Insgesamt waren 51 Prozent der Bevölkerung (−21) in einer Kontrolluntersuchung und 36 Prozent (−19) in einer Behandlung.

28 Prozent (+11) waren weder in einer Kontrolluntersuchung noch in einer Behandlung. Je älter eine Person ist, desto eher war sie im letzten Jahr in einer medizinischen Einrichtung.
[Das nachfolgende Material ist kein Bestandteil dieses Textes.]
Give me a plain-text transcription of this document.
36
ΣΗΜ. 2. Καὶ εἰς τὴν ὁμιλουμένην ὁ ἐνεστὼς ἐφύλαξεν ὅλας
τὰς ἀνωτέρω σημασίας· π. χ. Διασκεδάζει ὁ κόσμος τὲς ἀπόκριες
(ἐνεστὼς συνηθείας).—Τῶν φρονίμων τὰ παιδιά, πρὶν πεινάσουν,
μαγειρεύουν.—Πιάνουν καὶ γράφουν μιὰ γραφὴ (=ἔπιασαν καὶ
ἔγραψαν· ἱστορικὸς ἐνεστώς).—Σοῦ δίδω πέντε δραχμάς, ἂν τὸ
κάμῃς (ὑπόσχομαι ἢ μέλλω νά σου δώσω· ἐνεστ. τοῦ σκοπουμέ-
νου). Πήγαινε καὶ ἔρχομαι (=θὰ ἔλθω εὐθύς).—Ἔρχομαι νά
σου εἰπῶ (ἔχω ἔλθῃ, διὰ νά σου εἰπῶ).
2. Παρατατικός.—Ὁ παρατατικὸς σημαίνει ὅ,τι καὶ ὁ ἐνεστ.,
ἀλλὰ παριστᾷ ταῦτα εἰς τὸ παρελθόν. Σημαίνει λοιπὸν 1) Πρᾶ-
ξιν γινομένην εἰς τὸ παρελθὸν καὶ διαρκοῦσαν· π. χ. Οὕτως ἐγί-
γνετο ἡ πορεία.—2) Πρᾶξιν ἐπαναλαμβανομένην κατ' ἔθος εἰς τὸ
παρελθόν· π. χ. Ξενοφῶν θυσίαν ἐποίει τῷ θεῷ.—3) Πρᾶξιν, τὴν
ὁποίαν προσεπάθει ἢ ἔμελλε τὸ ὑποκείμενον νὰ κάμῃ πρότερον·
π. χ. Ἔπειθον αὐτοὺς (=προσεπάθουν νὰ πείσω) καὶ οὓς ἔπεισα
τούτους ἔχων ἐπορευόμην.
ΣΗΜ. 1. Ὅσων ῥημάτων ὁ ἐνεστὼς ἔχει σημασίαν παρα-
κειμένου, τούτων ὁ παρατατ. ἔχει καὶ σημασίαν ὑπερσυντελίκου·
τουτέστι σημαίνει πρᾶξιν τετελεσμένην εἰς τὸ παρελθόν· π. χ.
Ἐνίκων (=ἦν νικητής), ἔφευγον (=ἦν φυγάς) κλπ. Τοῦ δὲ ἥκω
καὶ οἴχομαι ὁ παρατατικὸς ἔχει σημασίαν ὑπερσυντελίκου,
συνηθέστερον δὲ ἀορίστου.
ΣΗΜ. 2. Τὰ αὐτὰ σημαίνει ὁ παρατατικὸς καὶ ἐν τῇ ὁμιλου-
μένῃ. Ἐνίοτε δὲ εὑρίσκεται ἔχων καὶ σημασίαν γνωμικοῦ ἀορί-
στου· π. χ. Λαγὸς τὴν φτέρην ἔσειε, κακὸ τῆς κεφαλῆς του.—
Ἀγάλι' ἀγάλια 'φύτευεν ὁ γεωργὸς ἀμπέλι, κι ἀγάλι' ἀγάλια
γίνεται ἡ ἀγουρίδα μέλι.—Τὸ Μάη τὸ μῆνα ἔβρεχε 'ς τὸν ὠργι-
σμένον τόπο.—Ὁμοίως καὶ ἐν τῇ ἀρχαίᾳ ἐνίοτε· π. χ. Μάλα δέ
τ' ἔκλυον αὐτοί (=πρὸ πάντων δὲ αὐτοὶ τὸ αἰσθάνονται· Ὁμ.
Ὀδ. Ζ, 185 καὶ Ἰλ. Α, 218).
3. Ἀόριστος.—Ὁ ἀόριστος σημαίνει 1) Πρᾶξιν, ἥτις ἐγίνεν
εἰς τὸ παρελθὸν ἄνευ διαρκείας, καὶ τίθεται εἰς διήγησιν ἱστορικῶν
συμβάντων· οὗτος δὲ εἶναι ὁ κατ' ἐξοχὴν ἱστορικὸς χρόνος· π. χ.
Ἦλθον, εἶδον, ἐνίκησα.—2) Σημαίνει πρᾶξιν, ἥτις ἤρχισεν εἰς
Bei den 18- bis 29-Jährigen waren dies 48 Prozent, bei Personen zwischen 60 und 69 Jahren 93 Prozent und bei den über 70-Jährigen konsultierten 97 Prozent im letzten Jahr eine medizinische Einrichtung.

Dieser Alterseffekt ist in allen medizinischen Einrichtungen zu sehen: Bei den Spezialärzten nimmt vor allem die Anzahl der Behandlungen zu. Bei den Hausärzten werden im mittleren Alter deutlich mehr Kontrollen durchgeführt als in jüngerem Alter. Bei den Spital- und Klinikbesuchen ist der Alterseffekt nicht linear. Neben den über 70-Jährigen mit den meisten Behandlungen ist ein Höchststand der Kontrollen bei den 50- bis 59-Jährigen festzustellen. 2019 waren relativ viele 18- bis 29-Jährige in einem Spital oder einer Klinik in Behandlung.